Some specific changes:

  • New top-level keys:

    • expectations_store_name

    • evaluation_parameter_store_name

    • validations_store_name

  • Deprecation of the type key for configuring objects (replaced by class_name (and module_name as well when ambiguous).

  • Completely new SiteBuilder configuration.

BREAKING:
  • top-level `validate` has a new signature, that offers a variety of different options for specifying the DataAsset class to use during validation, including data_asset_class_name / data_asset_module_name or data_asset_class

  • Internal class name changes between alpha versions: - InMemoryEvaluationParameterStore - ValidationsStore - ExpectationsStore - ActionListValidationOperator

  • Several modules are now refactored into different names including all datasources

  • InMemoryBatchKwargs use the key dataset instead of df to be more explicit

Pre-0.8.x configuration files great_expectations.yml are not compatible with 0.8.x. Run great_expectations --v3-api project check-config - it will offer to create a new config file. The new config file will not have any customizations you made, so you will have to copy these from the old file.

If you run into any issues, please ask for help on Slack.

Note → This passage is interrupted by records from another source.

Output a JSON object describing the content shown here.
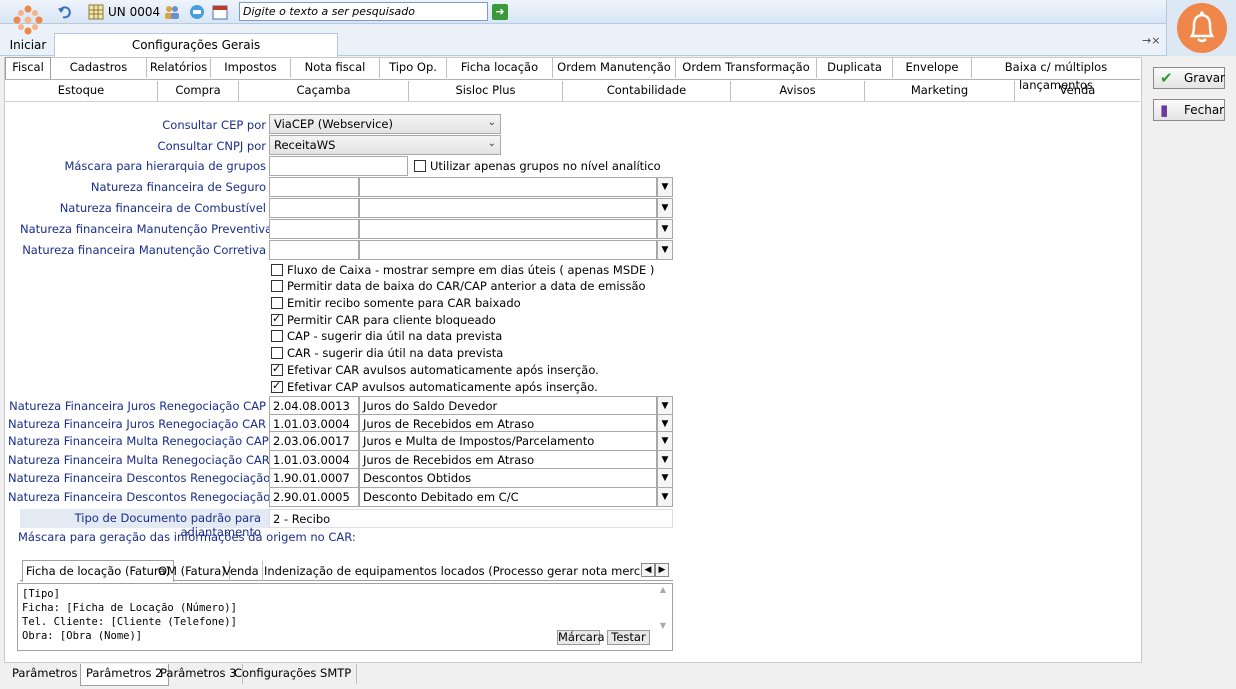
{
  "toolbar": {
    "start_label": "Iniciar",
    "unit_label": "UN 0004",
    "search_placeholder": "Digite o texto a ser pesquisado"
  },
  "window_tab": {
    "title": "Configurações Gerais",
    "pin_close": "→×"
  },
  "tabs_row1": [
    "Fiscal",
    "Cadastros",
    "Relatórios",
    "Impostos",
    "Nota fiscal",
    "Tipo Op.",
    "Ficha locação",
    "Ordem Manutenção",
    "Ordem Transformação",
    "Duplicata",
    "Envelope",
    "Baixa c/ múltiplos lançamentos"
  ],
  "tabs_row2": [
    "Estoque",
    "Compra",
    "Caçamba",
    "Sisloc Plus",
    "Contabilidade",
    "Avisos",
    "Marketing",
    "Venda"
  ],
  "form": {
    "cep_label": "Consultar CEP por",
    "cep_value": "ViaCEP (Webservice)",
    "cnpj_label": "Consultar CNPJ por",
    "cnpj_value": "ReceitaWS",
    "mask_group_label": "Máscara para hierarquia de grupos",
    "analytic_only_label": "Utilizar apenas grupos no nível analítico",
    "nat_seguro": "Natureza financeira de Seguro",
    "nat_combustivel": "Natureza financeira de Combustível",
    "nat_manut_prev": "Natureza financeira Manutenção Preventiva",
    "nat_manut_corr": "Natureza financeira Manutenção Corretiva"
  },
  "checkboxes": [
    {
      "label": "Fluxo de Caixa - mostrar sempre em dias úteis ( apenas MSDE )",
      "checked": false
    },
    {
      "label": "Permitir data de baixa do CAR/CAP anterior a data de emissão",
      "checked": false
    },
    {
      "label": "Emitir recibo somente para CAR baixado",
      "checked": false
    },
    {
      "label": "Permitir CAR para cliente bloqueado",
      "checked": true
    },
    {
      "label": "CAP - sugerir dia útil na data prevista",
      "checked": false
    },
    {
      "label": "CAR - sugerir dia útil na data prevista",
      "checked": false
    },
    {
      "label": "Efetivar CAR avulsos automaticamente após inserção.",
      "checked": true
    },
    {
      "label": "Efetivar CAP avulsos automaticamente após inserção.",
      "checked": true
    }
  ],
  "renegotiation": [
    {
      "label": "Natureza Financeira Juros Renegociação CAP",
      "code": "2.04.08.0013",
      "desc": "Juros do Saldo Devedor"
    },
    {
      "label": "Natureza Financeira Juros Renegociação CAR",
      "code": "1.01.03.0004",
      "desc": "Juros de Recebidos em Atraso"
    },
    {
      "label": "Natureza Financeira Multa Renegociação CAP",
      "code": "2.03.06.0017",
      "desc": "Juros e Multa de Impostos/Parcelamento"
    },
    {
      "label": "Natureza Financeira Multa Renegociação CAR",
      "code": "1.01.03.0004",
      "desc": "Juros de Recebidos em Atraso"
    },
    {
      "label": "Natureza Financeira Descontos Renegociação CAP",
      "code": "1.90.01.0007",
      "desc": "Descontos Obtidos"
    },
    {
      "label": "Natureza Financeira Descontos Renegociação CAR",
      "code": "2.90.01.0005",
      "desc": "Desconto Debitado em C/C"
    }
  ],
  "tipo_doc": {
    "label": "Tipo de Documento padrão para adiantamento",
    "value": "2 - Recibo"
  },
  "mask_origin_label": "Máscara para geração das informações da origem no CAR:",
  "subtabs": [
    "Ficha de locação (Fatura)",
    "OM (Fatura)",
    "Venda",
    "Indenização de equipamentos locados (Processo gerar nota mercadoria e serv"
  ],
  "memo": {
    "lines": [
      "[Tipo]",
      "Ficha: [Ficha de Locação (Número)]",
      "Tel. Cliente: [Cliente (Telefone)]",
      "Obra: [Obra (Nome)]"
    ],
    "btn_mascara": "Márcara",
    "btn_testar": "Testar"
  },
  "bottom_tabs": [
    "Parâmetros 1",
    "Parâmetros 2",
    "Parâmetros 3",
    "Configurações SMTP"
  ],
  "buttons": {
    "save": "Gravar",
    "close": "Fechar"
  },
  "colors": {
    "label_blue": "#1a2e8a",
    "bell_orange": "#f0874a",
    "save_green": "#2e9b2e"
  }
}
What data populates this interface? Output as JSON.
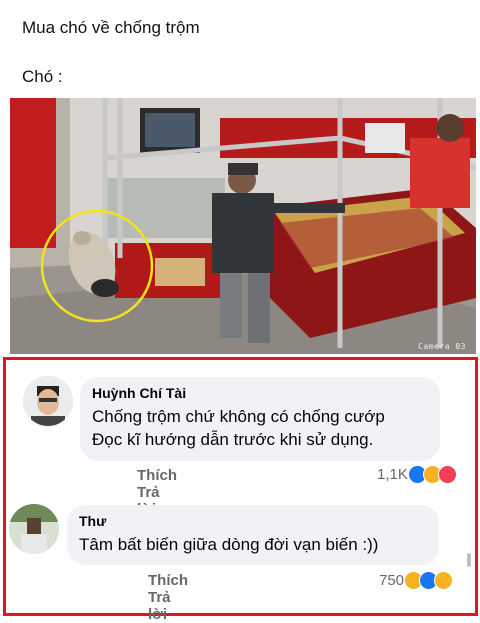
{
  "post": {
    "line1": "Mua chó về chống trộm",
    "line2": "Chó :",
    "camera_label": "Camera 03"
  },
  "comments": [
    {
      "author": "Huỳnh Chí Tài",
      "text_line1": "Chống trộm chứ không có chống cướp",
      "text_line2": "Đọc kĩ hướng dẫn trước khi sử dụng.",
      "like_label": "Thích",
      "reply_label": "Trả lời",
      "reaction_count": "1,1K",
      "reactions": [
        "like-icon",
        "haha-icon",
        "love-icon"
      ]
    },
    {
      "author": "Thư",
      "text_line1": "Tâm bất biến giữa dòng đời vạn biến :))",
      "like_label": "Thích",
      "reply_label": "Trả lời",
      "reaction_count": "750",
      "reactions": [
        "haha-icon",
        "like-icon",
        "sad-icon"
      ]
    }
  ],
  "colors": {
    "highlight_frame": "#e3151a",
    "bubble": "#f0f2f5",
    "like": "#1877f2",
    "love": "#f33e58",
    "haha": "#f7b125"
  }
}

In version 0.7, GX introduced several new features, and significantly changed the way DataContext objects work:

  • A Data Contexts object manages access to expectation suites and other configuration in addition to data assets. It provides a flexible but opinionated structure for creating and storing configuration and expectations in version control.

  • When upgrading from prior versions, the new datasource objects provide the same functionality that compute- environment-specific data context objects provided before, but with significantly more flexibility.

  • The term “autoinspect” is no longer used directly, having been replaced by a much more flexible profiling feature.